Huma urang Baduy, huma di luar wilayah Kanekes. Pertumbuhan populasi mendorong masyarakat untuk berladang di luar Kanekes untuk memenuhi keperluan sehari-hari. Penggarapan lahan di luar wilayah Kanekes diupayakan dengan cara membagi hasil dengan masyarakat yang tinggal lahan yang jadi lokasi huma atau bisa juga dengan cara membayarkan sejumlah uang.
Ngahuma Sebagai Pengamalan Nilai Spiritual Masyarakat Baduy
Jamaludin menuliskan, kebiasaan Ngahuma mengandung hubungan antara narasi mikrokosmos dan makrokosmos dalam kepercayaan masyarakat Baduy. Ditinjau dari sisi tata letak, huma mengacu pada sistem kosmologis.
Huma serang, yang digunakan untuk keperluan ritus spiritual ditempatkan di sebelah timur kampung Baduy Dalam. Hal ini karena mata angin timur dianggap sebagai arah mata angin yang sakral.

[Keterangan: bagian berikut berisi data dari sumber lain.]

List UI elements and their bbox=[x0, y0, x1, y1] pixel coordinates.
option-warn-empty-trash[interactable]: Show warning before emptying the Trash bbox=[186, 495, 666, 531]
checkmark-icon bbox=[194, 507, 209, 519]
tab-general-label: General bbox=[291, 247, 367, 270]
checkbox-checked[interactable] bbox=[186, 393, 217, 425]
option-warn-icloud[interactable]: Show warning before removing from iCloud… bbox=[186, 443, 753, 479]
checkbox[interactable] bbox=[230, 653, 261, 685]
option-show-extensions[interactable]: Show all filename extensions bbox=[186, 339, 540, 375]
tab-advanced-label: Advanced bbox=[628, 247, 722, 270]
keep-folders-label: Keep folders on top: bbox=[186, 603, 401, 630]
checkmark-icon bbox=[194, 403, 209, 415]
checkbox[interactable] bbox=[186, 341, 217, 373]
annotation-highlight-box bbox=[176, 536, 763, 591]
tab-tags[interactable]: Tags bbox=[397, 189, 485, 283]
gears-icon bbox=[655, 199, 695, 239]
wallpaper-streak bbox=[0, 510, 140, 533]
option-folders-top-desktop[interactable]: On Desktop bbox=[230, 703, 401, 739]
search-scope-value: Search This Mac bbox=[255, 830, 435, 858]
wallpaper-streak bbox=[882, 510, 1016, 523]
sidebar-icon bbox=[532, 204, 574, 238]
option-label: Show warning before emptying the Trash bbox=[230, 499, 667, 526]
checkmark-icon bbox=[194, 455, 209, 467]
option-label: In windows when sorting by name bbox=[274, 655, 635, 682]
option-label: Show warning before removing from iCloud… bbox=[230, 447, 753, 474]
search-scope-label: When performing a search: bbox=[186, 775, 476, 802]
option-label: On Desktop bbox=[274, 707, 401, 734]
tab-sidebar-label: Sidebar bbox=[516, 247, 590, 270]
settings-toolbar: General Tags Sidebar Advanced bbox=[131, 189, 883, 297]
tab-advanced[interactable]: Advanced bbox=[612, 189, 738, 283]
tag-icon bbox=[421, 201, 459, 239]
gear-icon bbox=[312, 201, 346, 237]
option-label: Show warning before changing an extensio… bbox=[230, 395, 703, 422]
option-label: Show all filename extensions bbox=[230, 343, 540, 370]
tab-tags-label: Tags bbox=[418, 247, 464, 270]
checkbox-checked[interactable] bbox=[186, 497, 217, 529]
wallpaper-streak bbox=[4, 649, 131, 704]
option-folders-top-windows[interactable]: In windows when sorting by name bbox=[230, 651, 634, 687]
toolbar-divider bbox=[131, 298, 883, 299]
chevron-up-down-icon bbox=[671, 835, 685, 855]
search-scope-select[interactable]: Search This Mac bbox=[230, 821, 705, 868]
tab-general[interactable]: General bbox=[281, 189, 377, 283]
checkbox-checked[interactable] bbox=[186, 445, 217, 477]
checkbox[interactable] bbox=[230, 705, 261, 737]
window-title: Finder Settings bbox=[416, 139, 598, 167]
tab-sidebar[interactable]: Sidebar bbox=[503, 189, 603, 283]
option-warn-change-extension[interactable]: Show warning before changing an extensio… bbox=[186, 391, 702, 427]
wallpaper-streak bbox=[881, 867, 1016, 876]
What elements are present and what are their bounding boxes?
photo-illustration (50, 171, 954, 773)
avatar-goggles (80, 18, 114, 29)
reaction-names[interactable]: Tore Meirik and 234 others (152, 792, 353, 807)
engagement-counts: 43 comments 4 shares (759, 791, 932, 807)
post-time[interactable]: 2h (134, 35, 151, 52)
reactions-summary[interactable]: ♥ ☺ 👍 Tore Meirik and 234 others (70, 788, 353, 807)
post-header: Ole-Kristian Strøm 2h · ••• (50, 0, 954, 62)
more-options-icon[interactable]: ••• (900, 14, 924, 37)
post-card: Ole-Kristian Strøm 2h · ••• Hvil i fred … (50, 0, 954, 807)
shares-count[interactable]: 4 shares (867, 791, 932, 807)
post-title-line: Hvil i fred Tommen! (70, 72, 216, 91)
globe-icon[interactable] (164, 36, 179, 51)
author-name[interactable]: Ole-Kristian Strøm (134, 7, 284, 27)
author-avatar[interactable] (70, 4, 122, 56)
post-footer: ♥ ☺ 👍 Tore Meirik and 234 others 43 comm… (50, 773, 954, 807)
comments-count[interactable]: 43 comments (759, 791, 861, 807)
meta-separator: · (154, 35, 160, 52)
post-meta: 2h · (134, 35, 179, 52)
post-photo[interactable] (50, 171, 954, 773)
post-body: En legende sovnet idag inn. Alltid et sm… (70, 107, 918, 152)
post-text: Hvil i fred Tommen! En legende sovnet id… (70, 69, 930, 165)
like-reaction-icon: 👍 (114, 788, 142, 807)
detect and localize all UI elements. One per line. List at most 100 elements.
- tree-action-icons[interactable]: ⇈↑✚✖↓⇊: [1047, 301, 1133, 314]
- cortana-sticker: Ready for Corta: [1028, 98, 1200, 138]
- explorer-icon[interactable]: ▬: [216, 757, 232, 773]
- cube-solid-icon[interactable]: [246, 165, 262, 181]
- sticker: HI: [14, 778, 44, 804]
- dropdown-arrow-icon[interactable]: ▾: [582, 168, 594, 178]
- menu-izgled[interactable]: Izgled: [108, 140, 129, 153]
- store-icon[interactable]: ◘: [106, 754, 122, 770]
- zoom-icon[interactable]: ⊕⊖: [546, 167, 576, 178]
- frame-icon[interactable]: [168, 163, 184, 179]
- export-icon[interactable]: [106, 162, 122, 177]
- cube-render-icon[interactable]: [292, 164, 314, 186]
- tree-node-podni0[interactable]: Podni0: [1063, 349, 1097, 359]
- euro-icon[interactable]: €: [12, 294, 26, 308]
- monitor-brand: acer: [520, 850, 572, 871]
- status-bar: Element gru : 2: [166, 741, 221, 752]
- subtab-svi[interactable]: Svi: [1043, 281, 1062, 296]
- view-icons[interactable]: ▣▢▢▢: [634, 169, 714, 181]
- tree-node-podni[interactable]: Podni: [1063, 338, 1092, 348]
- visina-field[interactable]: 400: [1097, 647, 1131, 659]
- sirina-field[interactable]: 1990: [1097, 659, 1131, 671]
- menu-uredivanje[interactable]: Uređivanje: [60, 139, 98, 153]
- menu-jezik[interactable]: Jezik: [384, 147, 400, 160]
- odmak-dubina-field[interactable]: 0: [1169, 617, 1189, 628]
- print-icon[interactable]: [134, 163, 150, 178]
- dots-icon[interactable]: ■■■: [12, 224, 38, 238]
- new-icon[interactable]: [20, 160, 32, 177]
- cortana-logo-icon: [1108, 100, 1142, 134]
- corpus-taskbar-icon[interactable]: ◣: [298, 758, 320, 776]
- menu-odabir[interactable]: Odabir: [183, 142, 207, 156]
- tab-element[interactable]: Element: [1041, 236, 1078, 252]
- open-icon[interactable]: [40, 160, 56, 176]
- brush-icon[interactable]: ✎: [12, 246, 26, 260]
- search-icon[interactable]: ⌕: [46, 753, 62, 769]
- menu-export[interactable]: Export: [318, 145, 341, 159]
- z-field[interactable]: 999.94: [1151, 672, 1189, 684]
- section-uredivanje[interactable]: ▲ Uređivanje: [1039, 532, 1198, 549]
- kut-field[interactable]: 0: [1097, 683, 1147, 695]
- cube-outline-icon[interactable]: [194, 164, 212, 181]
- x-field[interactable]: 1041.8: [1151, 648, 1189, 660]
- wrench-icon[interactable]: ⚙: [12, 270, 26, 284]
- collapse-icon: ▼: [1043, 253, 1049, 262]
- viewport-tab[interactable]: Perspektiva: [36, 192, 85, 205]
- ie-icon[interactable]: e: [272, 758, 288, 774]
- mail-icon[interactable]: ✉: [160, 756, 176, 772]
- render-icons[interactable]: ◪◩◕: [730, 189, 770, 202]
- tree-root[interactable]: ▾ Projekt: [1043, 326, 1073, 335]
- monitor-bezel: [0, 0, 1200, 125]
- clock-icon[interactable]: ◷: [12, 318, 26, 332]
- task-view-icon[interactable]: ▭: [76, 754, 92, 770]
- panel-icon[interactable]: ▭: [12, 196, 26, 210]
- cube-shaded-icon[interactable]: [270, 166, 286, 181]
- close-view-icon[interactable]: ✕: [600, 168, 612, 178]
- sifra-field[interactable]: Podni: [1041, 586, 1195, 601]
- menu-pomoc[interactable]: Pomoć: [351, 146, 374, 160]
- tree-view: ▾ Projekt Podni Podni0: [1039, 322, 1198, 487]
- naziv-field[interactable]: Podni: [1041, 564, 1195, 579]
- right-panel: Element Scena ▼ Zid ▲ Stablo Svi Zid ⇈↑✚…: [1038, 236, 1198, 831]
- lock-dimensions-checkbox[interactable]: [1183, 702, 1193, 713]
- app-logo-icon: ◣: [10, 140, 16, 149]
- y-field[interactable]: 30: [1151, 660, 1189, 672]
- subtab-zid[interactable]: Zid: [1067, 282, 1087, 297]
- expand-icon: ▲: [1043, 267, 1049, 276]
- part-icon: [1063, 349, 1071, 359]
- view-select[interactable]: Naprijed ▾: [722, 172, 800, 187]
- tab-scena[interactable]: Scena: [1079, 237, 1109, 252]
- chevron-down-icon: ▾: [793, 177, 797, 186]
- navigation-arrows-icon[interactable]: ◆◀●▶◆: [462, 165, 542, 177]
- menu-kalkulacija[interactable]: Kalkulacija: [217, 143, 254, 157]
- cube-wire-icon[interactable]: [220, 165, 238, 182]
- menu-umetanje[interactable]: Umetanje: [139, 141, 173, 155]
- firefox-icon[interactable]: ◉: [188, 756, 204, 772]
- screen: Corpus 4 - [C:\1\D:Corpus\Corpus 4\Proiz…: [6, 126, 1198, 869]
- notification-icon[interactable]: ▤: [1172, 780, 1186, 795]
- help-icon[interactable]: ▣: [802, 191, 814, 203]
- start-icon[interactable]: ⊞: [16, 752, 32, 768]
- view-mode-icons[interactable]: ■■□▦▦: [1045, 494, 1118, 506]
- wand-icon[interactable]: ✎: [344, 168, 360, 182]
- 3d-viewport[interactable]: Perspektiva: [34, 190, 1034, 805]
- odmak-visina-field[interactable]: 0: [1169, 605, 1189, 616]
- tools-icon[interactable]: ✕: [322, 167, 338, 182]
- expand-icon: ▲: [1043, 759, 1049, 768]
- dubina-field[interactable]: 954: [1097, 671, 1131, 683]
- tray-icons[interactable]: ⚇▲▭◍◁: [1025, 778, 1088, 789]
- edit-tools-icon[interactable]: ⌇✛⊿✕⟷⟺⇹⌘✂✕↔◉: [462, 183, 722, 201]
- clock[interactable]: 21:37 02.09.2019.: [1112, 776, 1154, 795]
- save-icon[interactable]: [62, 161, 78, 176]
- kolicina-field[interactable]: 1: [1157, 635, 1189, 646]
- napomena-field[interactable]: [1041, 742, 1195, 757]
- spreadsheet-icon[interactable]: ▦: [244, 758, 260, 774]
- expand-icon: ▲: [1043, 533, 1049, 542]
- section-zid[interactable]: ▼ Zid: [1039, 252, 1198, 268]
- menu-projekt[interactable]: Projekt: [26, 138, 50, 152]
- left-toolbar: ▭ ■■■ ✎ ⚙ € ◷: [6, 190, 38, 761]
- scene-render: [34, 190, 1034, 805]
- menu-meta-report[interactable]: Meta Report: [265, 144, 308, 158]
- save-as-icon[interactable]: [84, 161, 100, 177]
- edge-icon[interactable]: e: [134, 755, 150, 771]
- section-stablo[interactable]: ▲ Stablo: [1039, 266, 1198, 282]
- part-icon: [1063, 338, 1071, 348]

Huma puun, yang digunakan untuk keperluan puun sebagai ketua adat, diletakkan di selatan. Hal ini karena menurut kosmologi tradisional, arah mata angin selatan dinilai sakral dalam narasi yang lebih berorientasi kepada nilai mikrokosmos.
Sementara itu, Huma tangtu yang digarap untuk keperluan warga Baduy Dalam diletakkan di barat dan utara.
Huma yang digarap dengan bentuk persegi mengandung makna tersendiri. Persegi dianggap sebagai simbol dari laki-laki. Sementara itu, langit yang menurunkan air hujan untuk menyuburkan tanah, dipercaya sebagai manifestasi dari Nyi Pohaci yang berkelamin perempuan.
Bumi diinterpretasi sebagai simbol laki-laki, dan langit dimaknai sebagai perempuan. Oleh karena itu, proses penyuburan tanah lewat air hujan dipandang sebagai proses perjodohan antara laki-laki (bumi) dan perempuan (langit) yang nantinya akan menghasilkan “keturunan” dalam bentuk tanaman padi.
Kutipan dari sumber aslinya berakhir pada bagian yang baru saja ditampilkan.